Çoğu kişi rom dendiğinde hemen fıçıda yıllanmış, amber rengindeki içkileri düşünür. Ancak, yeni damıtılmış, “beyaz” veya “gümüş” olarak adlandırılan romlar, bu içkinin ne kadar karmaşık ve lezzetli olabileceğinin en güzel kanıtı
İyi damıtılmış bir yıllandırılmamış rom, doğrudan imbikten çıktığı haliyle bile şaşırtıcı derecede yudumlanabilir ve derin lezzetlere sahiptir. Örneğin, kaliteli bir gümüş romda, şeker kamışının doğal tatlılığının yanı sıra kremsi vanilya, tropikal meyve esintileri (hafif bir muz veya hindistan cevizi tadı) ve hatta baharatlı notalar bile bulabilirsiniz. Berrak görünümü sizi yanıltmasın, damakta bıraktığı uzun ve tatlı bitiş, beklediğinizden çok daha etkileyici olacaktır. Bu tür romlar, tek başına içilebilir ve mükemmel bir kokteyl bazı oluşturur. Onları fıçıda yıllanmış versiyonlarının gölgesinde bırakmak, içki dünyasında yapılabilecek en büyük hatalardan biridir.
Romun hikayesi, sadece damak zevkine hitap eden bir içkinin hikayesi değil, aynı zamanda eskiden küresel ticaret, sömürgecilik ve denizcilik kültürünün ayrılmaz bir parçası haline gelmiştir. Kökenleri incelendiği zaman MÖ 350’lere, şeker kamışının ilk defa işlendiği Çin ve Hindistan’a kadar uzandığı düşünülür. Fakat modern anlamda rom, 17. yüzyılda Karayip adalarındaki İngiliz ve Fransız sömürgelerinde bulundu. Şeker plantasyonlarında, melasın (şeker üretiminin bir yan ürünü) fermante edilip damıtılmasıyla ortaya çıktı.
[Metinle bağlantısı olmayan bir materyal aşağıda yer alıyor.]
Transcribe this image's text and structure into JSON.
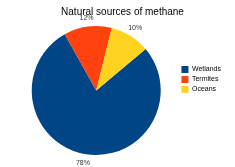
{
  "chart_data": {
    "type": "pie",
    "title": "Natural sources of methane",
    "categories": [
      "Wetlands",
      "Termites",
      "Oceans"
    ],
    "values": [
      78,
      12,
      10
    ],
    "value_labels": [
      "78%",
      "12%",
      "10%"
    ],
    "colors": [
      "#004586",
      "#ff420e",
      "#ffd320"
    ],
    "legend": "right",
    "data_labels": true
  }
}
Kısa süre içerisinde korsanlar ve diğer denizciler arasında popüler oldu. Güvenilir temiz su kaynaklarının kısıtlı olduğu uzun deniz yolculuklarında, alkollü içecekler daha güvenli bir alternatifti ve rom, bu ihtiyacı karşılamak için ideal oldu. Hatta İngiliz Kraliyet Donanması, denizcilerine günlük rom payı dağıtıyordu ve bu gelenek 1970 yılına kadar sürdü. Bugün ise rom, karanlık geçmişinden sıyrılmış, saygın bir içki haline gelmiştir. Küçük butik damıtahanelerden dünyaca ünlü markalara kadar, her damak tadına ve bütçeye hitap eden binlerce çeşidi mevcut. Her yudumunda, sadece şeker kamışının değil, yüzyıllara yayılan çalkantılı bir tarihin de tadını çıkarırken kendinizi korsan gibi hissetmeniz de mümkün!